A thought about method

Message boards : Rosetta@home Science : A thought about method

To post messages, you must log in.

AuthorMessage
Profile SOAN
Avatar

Send message
Joined: 27 Sep 05
Posts: 252
Credit: 63,160
RAC: 0
Message 29845 - Posted: 23 Oct 2006, 4:04:06 UTC

Would it make sense to take the lowest energy predictions (say the lowest twenty) for a protein after the initial phase of prediction and run each of them as though it were a homolog WU?

Maybe this approach is already being used.
ID: 29845 · Rating: 0 · rate: Rate + / Rate - Report as offensive    Reply Quote
Profile Charlie Abrams

Send message
Joined: 25 Jul 06
Posts: 13
Credit: 6,870,894
RAC: 0
Message 30000 - Posted: 25 Oct 2006, 20:05:13 UTC

I'd be interested in the RMSD between my computer's prediction and the overall lowest energy prediction - in other words, how close are all of the predictions to each other? As I understand it, two structures may be both exactly 1.0 RMSD from the correct structure but could be much more (or less) than 1.0 RMSD from each other.
ID: 30000 · Rating: 0 · rate: Rate + / Rate - Report as offensive    Reply Quote
Christoph

Send message
Joined: 10 Dec 05
Posts: 57
Credit: 1,512,386
RAC: 0
Message 30055 - Posted: 26 Oct 2006, 14:35:56 UTC

I'd be interested in the RMSD between my computer's prediction and the overall lowest energy prediction - in other words, how close are all of the predictions to each other?

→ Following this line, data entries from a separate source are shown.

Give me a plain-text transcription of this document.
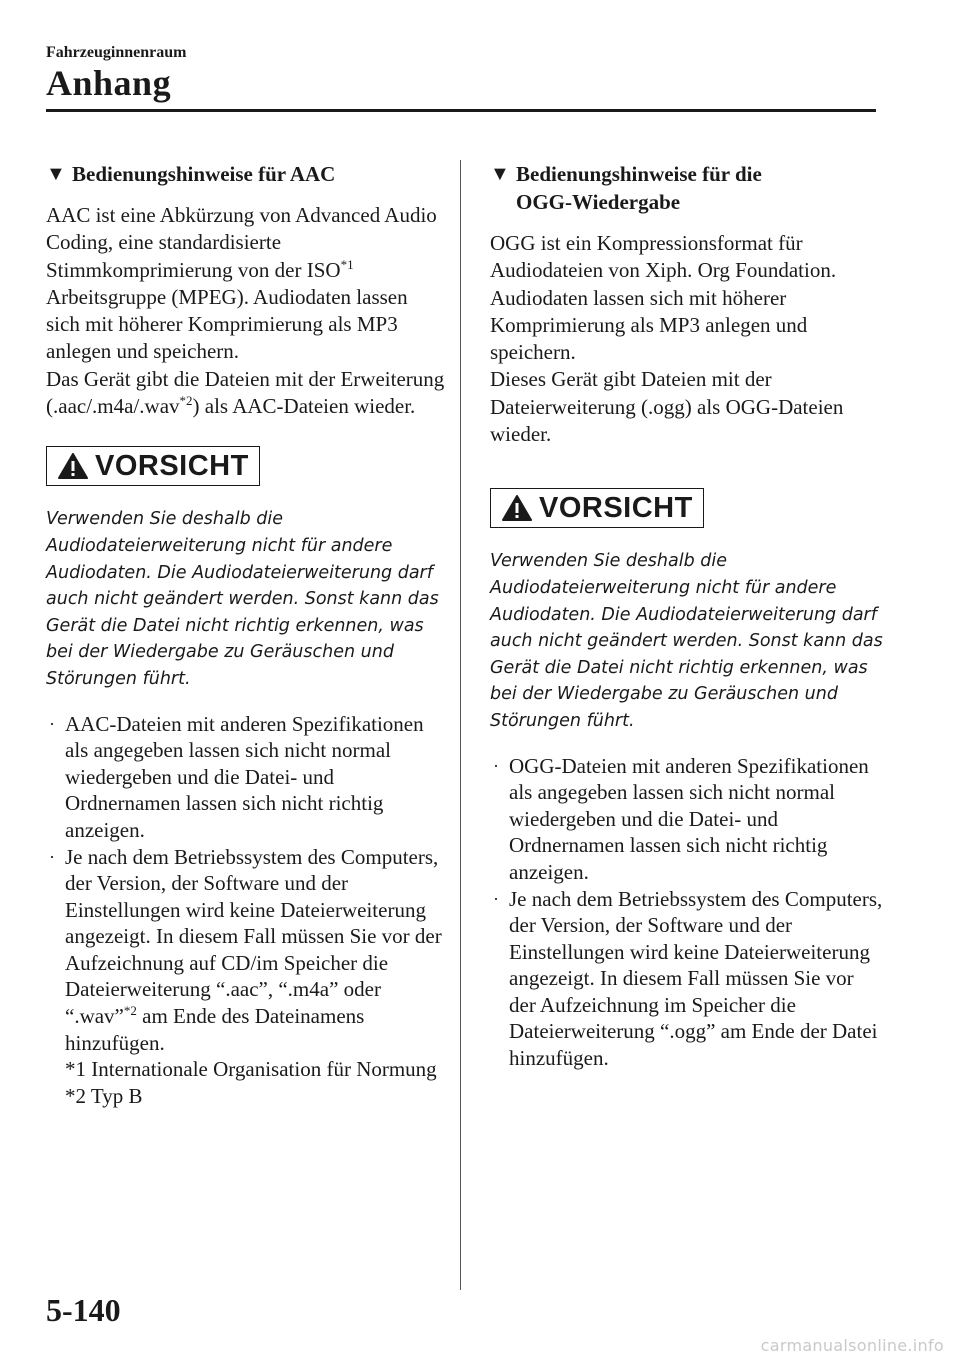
Fahrzeuginnenraum
Anhang
▼ Bedienungshinweise für AAC

AAC ist eine Abkürzung von Advanced Audio Coding, eine standardisierte Stimmkomprimierung von der ISO$^{*1}$ Arbeitsgruppe (MPEG). Audiodaten lassen sich mit höherer Komprimierung als MP3 anlegen und speichern.

Das Gerät gibt die Dateien mit der Erweiterung (.aac/.m4a/.wav$^{*2}$) als AAC-Dateien wieder.

VORSICHT

Verwenden Sie deshalb die Audiodateierweiterung nicht für andere Audiodaten. Die Audiodateierweiterung darf auch nicht geändert werden. Sonst kann das Gerät die Datei nicht richtig erkennen, was bei der Wiedergabe zu Geräuschen und Störungen führt.

· AAC-Dateien mit anderen Spezifikationen als angegeben lassen sich nicht normal wiedergeben und die Datei- und Ordnernamen lassen sich nicht richtig anzeigen.
· Je nach dem Betriebssystem des Computers, der Version, der Software und der Einstellungen wird keine Dateierweiterung angezeigt. In diesem Fall müssen Sie vor der Aufzeichnung auf CD/im Speicher die Dateierweiterung “.aac”, “.m4a” oder “.wav”$^{*2}$ am Ende des Dateinamens hinzufügen.
*1 Internationale Organisation für Normung
*2 Typ B
▼ Bedienungshinweise für die
OGG-Wiedergabe

OGG ist ein Kompressionsformat für Audiodateien von Xiph. Org Foundation. Audiodaten lassen sich mit höherer Komprimierung als MP3 anlegen und speichern.

Dieses Gerät gibt Dateien mit der Dateierweiterung (.ogg) als OGG-Dateien wieder.

VORSICHT

Verwenden Sie deshalb die Audiodateierweiterung nicht für andere Audiodaten. Die Audiodateierweiterung darf auch nicht geändert werden. Sonst kann das Gerät die Datei nicht richtig erkennen, was bei der Wiedergabe zu Geräuschen und Störungen führt.

· OGG-Dateien mit anderen Spezifikationen als angegeben lassen sich nicht normal wiedergeben und die Datei- und Ordnernamen lassen sich nicht richtig anzeigen.
· Je nach dem Betriebssystem des Computers, der Version, der Software und der Einstellungen wird keine Dateierweiterung angezeigt. In diesem Fall müssen Sie vor der Aufzeichnung im Speicher die Dateierweiterung “.ogg” am Ende der Datei hinzufügen.
5-140
carmanualsonline.info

The developers made a very cool feature, the 'results'
As I understand it, two structures may be both exactly 1.0 RMSD from the correct structure but could be much more (or less) than 1.0 RMSD from each other.

Right.
ID: 30055 · Rating: 0 · rate: Rate + / Rate - Report as offensive    Reply Quote
David Baker
Volunteer moderator
Project administrator
Project developer
Project scientist

Send message
Joined: 17 Sep 05
Posts: 705
Credit: 559,847
RAC: 0
Message 30058 - Posted: 26 Oct 2006, 14:44:54 UTC - in response to Message 29845.  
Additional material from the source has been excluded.